Dallas - Klyde Warren/ Woodall Rodgers
The Klyde Warren Park (Woodall Rodgers Park) is a 5.2 acre park, plaza, and urban green space built over the recessed Woodall Rodgers Freeway in downtown Dallas. The park is a major attraction in the heart of the city and reconnects the urban fabric of two of Dallas' most urban neighborhoods, Uptown and the Arts District. The park covers three blocks and includes gardens, plazas, foundations, a great lawn, a performance stage, a playground, a dog park, and space for food trucks. The project cost of $110 million funded through public-private partnerships. The park opened in October 2012.
The mixed-use component of the project at 2015 Woodall Rodgers Freeway included 1,026,046 sq. ft. of office/retail, 30 multifamily condominium residential units, and 5,700 sq. ft. of restaurant space.
Additional new development has occurred in the area. Hunt Consolidated Tower opened in 2008 with 15 floors and approximately 400,000 sq. ft. of office space overlooking the freeway just southeast of the park. On the north side of the highway, a 21-story building called 2000 McKinney opened in 2008 with 445,000 sq. ft. of office space and 25,500 sq. ft. of retail space. Nearby, 1900 McKinney opened in 2009 with 230 apartments.

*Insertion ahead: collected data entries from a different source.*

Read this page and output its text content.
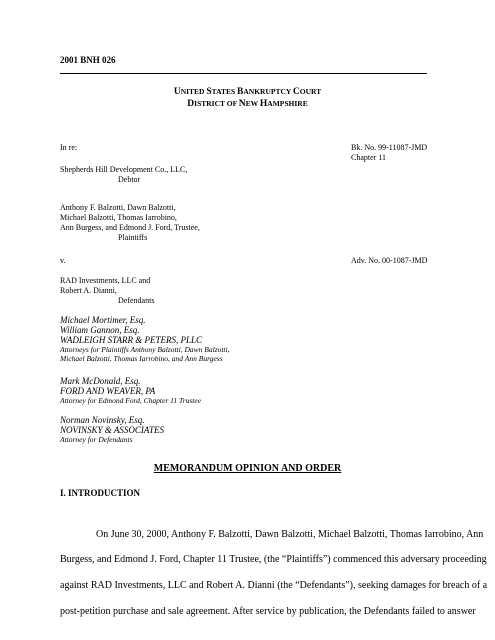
2001 BNH 026
UNITED STATES BANKRUPTCY COURT
DISTRICT OF NEW HAMPSHIRE
In re:
Shepherds Hill Development Co., LLC,
Debtor
Bk. No. 99-11087-JMD
Chapter 11
Anthony F. Balzotti, Dawn Balzotti,
Michael Balzotti, Thomas Iarrobino,
Ann Burgess, and Edmond J. Ford, Trustee,
Plaintiffs
v.	Adv. No. 00-1087-JMD
RAD Investments, LLC and
Robert A. Dianni,
Defendants
Michael Mortimer, Esq.
William Gannon, Esq.
WADLEIGH STARR & PETERS, PLLC
Attorneys for Plaintiffs Anthony Balzotti, Dawn Balzotti,
Michael Balzotti, Thomas Iarrobino, and Ann Burgess
Mark McDonald, Esq.
FORD AND WEAVER, PA
Attorney for Edmond Ford, Chapter 11 Trustee
Norman Novinsky, Esq.
NOVINSKY & ASSOCIATES
Attorney for Defendants
MEMORANDUM OPINION AND ORDER
I. INTRODUCTION
On June 30, 2000, Anthony F. Balzotti, Dawn Balzotti, Michael Balzotti, Thomas Iarrobino, Ann
Burgess, and Edmond J. Ford, Chapter 11 Trustee, (the “Plaintiffs”) commenced this adversary proceeding
against RAD Investments, LLC and Robert A. Dianni (the “Defendants”), seeking damages for breach of a
post-petition purchase and sale agreement. After service by publication, the Defendants failed to answer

The $354 million AT&T Center for the Performing Arts opened its doors in October 2009. The Center includes the Dee and Charles Wyly Theatre, the Margot and Bill Winspear Opera House, and the rebuilt Annette Strauss Artist Square. Additional development continues to occur in the surrounding neighborhoods with close access to Klyde Warren Park.

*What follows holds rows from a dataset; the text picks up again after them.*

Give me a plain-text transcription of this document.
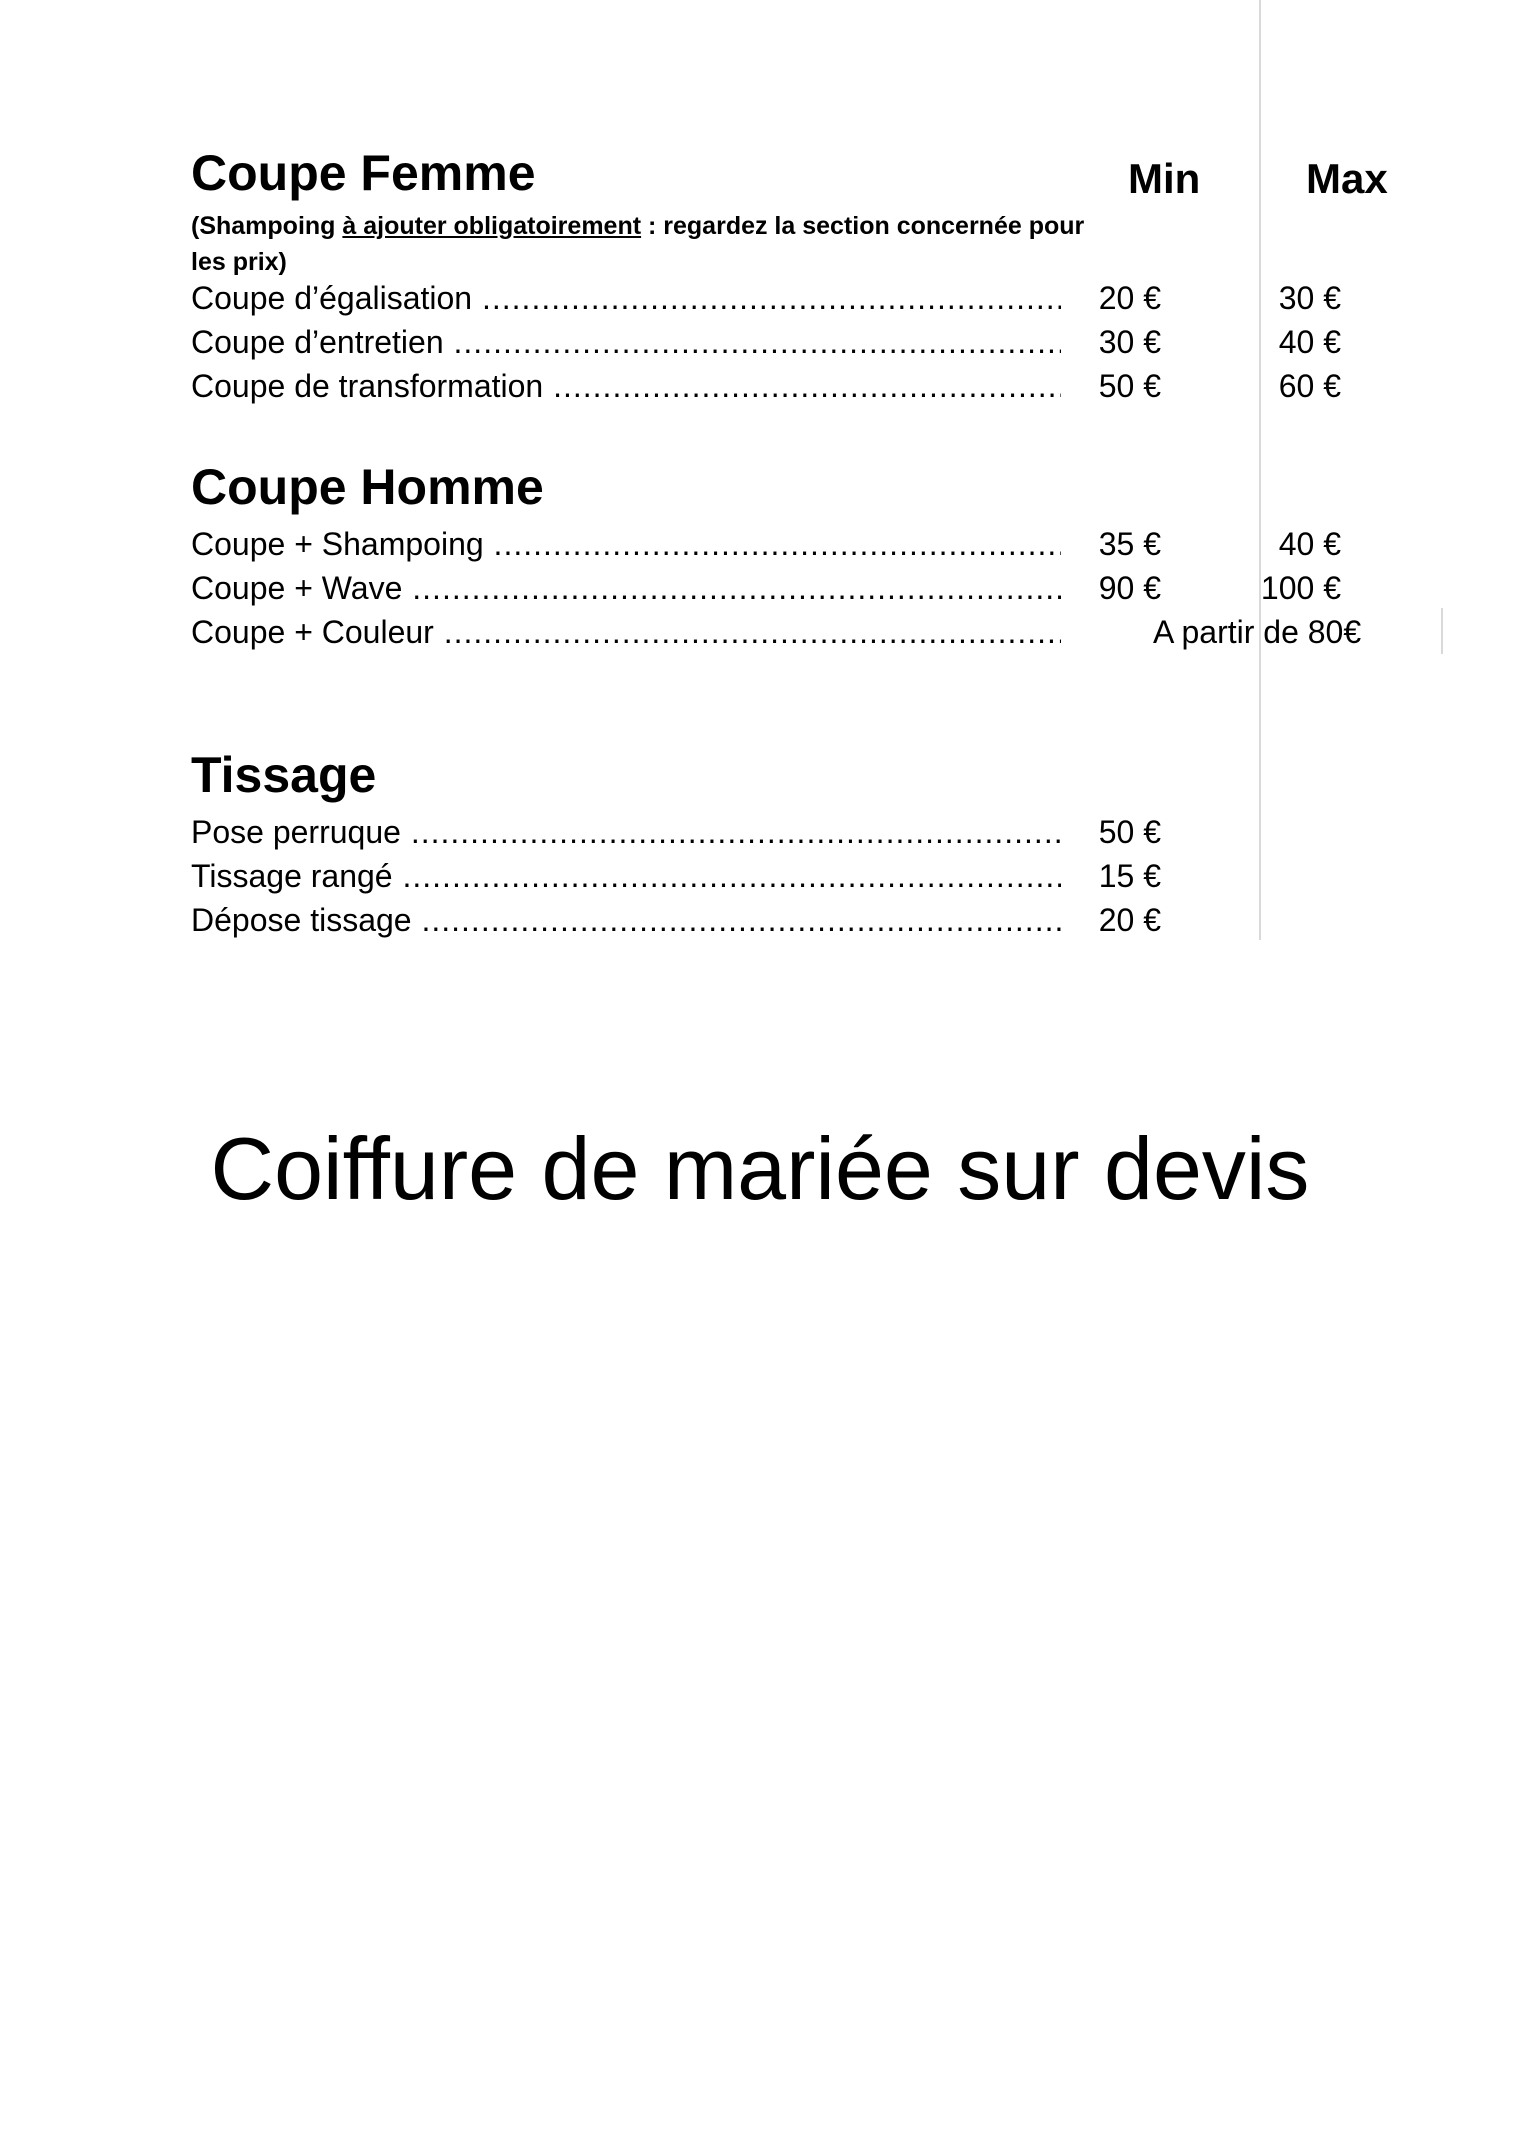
Min	Max
Coupe Femme
(Shampoing à ajouter obligatoirement : regardez la section concernée pour les prix)
Coupe d’égalisation .....	20 €	30 €
Coupe d’entretien .....	30 €	40 €
Coupe de transformation .....	50 €	60 €
Coupe Homme
Coupe + Shampoing .....	35 €	40 €
Coupe + Wave .....	90 €	100 €
Coupe + Couleur .....	A partir de 80€
Tissage
Pose perruque .....	50 €
Tissage rangé .....	15 €
Dépose tissage .....	20 €
Coiffure de mariée sur devis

Under the 2005-2006 Sustainable Development Call for Projects, NCTCOG funded $450,000 to provide pedestrian amenities for the park including sidewalks, decorative paving, crosswalks, signal trees, and benches. NCTCOG funded the project to encourage additional dense mixed-use development in the neighboring districts and to increase ridership on mass transit including the McKinney Avenue Trolley that passes through the plaza. The project includes funding from various other sources such as $20 million in federal and state highway funds, $16.7 million in economic stimulus funds under the American Recovery and Reinvestment Act (ARRA), $20 million from a City of Dallas bond election, and from local real estate developers and charitable foundations.
Before the project was announced, the area surrounding the park project was home to assorted cultural and commercial developments that include the Dallas Museum of Art, the Morton H. Meyerson Symphony Center, the Trammel and Margaret Crow Collection of Asian Art, and the Nasher Sculpture Center. The commercial buildings overlooking the park include Federal Reserve Bank of Dallas and the 50-story Trammel Crow Center.